Stop Main Hakim Sendiri!

Senin, 14 Februari 2022 - 08:39 WIB
loading...
Stop Main Hakim Sendiri!
Tindakan main hakim sendiri masih kerap terjadi di masyarakat. FOTO/WIN CAHYONO
A A A
JAKARTA - Dua kasus pengeroyokan di Jabodetabek yang mengakibatkan dua korban meninggal dunia hanya dalam waktu kurang dari sebulan patut menjadi perhatian. Fakta ini mengindikasikan warga semakin mudah terprovokasi untuk bertindak main hakim sendiri.

Kasus main hakim sendiri oleh warga terjadi di Pulogadung, Jakarta Timur pada Minggu (23/1), menimpa Wiyanto Halim, lansia 89 tahun. Wiyanto meninggal dunia dihakimi sejumlah pengendara sepeda motor. Pemicunya, korban yang mengendarai mobil menyerempet seorang pesepeda motor. Tidak terima diserempet dia kemudian meneriaki korban "maling".

Kejadian kedua menimpa LEH, remaja 16 tahun asal Kabupaten Bekasi, Jawa Barat. Korban meninggal dunia pada Minggu (5/2) akibat dikeroyok sejumlah pemuda yang merupakan anggota geng motor. Korban yang malam itu sedang mencari kucingnya tiba-tiba diteriaki maling oleh salah seorang pelaku.

Yang memilukan hati, kedua korban pengeroyokan tersebut sejatinya bukan pelaku kejahatan. Mereka kehilangan nyawa hanya gara-gara diteriaki "maling".

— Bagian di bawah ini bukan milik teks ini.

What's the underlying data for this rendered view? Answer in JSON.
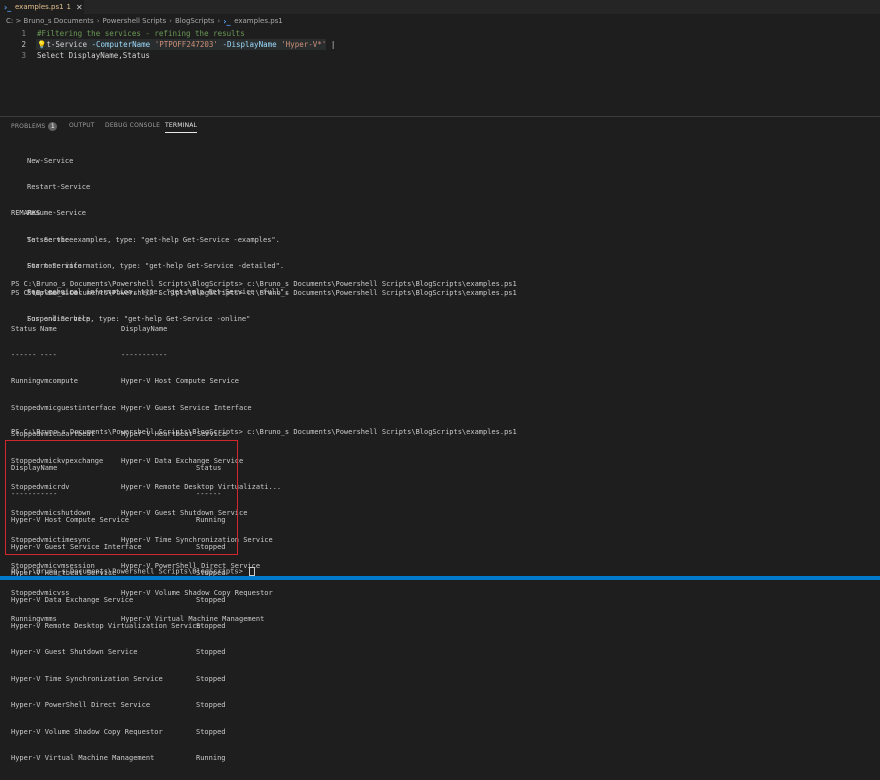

Lantas mengapa warga makin mudah tersulut emosi yang kemudian berubah jadi beringas? Ada banyak pemicu tindakan main hakim sendiri massa tersebut. Di antaranya rasa frustasi warga melihat banyaknya aksi kejahatan di sekitar mereka. Yang lebih memprihatinkan, fenomena ini juga akibat merosotnya kepercayaan masyarakat pada aparat penegak hukum.

Sosiolog perkotaan dari UIN Syarif Hidayatullah Jakarta Tantan Hermansah menyebut, masyarakat menengah ke bawah saat ini menganggap hukum hanya tajam ke bawah namun tumpul ke atas. Persepsi itu sudah ada sejak lama dan masih melekat hingga kini.

“Itu bukan istilah, tapi kenyataan. Kita sering mendengar bahwa kalau kehilangan ayam, untuk mengurusnya (proses hukum ke polisi) kita bisa kehilangan kambing. Untuk memenangkan perkaranya, kita bisa kehilangan sapi. Ini menunjukkan persepsi yang melekat pada masyarakat bahwa aparat penegak hukum tidak bisa dipercaya," ujar Tantan, Minggu (13/2/2022).

Ketidakpercayaan (distrust) kepada aparat penegak hukum, menurut dia, juga bukan mengindikasikan masyarakat tidak takut terhadap aturan hukum yang berlaku. Lantaran ini soal ketidakpercayaan, masyarakat akhirnya memilih mengekspresikan tindakan yang dianggap sebagai bentuk keadilan. "Hal ini memicu munculnya pengadilan jalanan melalui aksi main hakim sendiri," tandasnya.



Tantan meyakini perilaku amuk massa ini dapat dicegah dan berkurang secara signifikan jika para penegak hukum dapat bersikap adil dalam menangani setiap kasus. Dia juga berharap adanya keteladanan yang ditunjukkan elite-elite penguasa dalam hal kepatuhan pada hukum.

Dia mengingatkan, ketika merosotnya kepercayaan masyarakat semakin luas, menguat, dan dalam skala besar maka keberlangsungan dan keberlanjutan negara pun kian dipertaruhkan.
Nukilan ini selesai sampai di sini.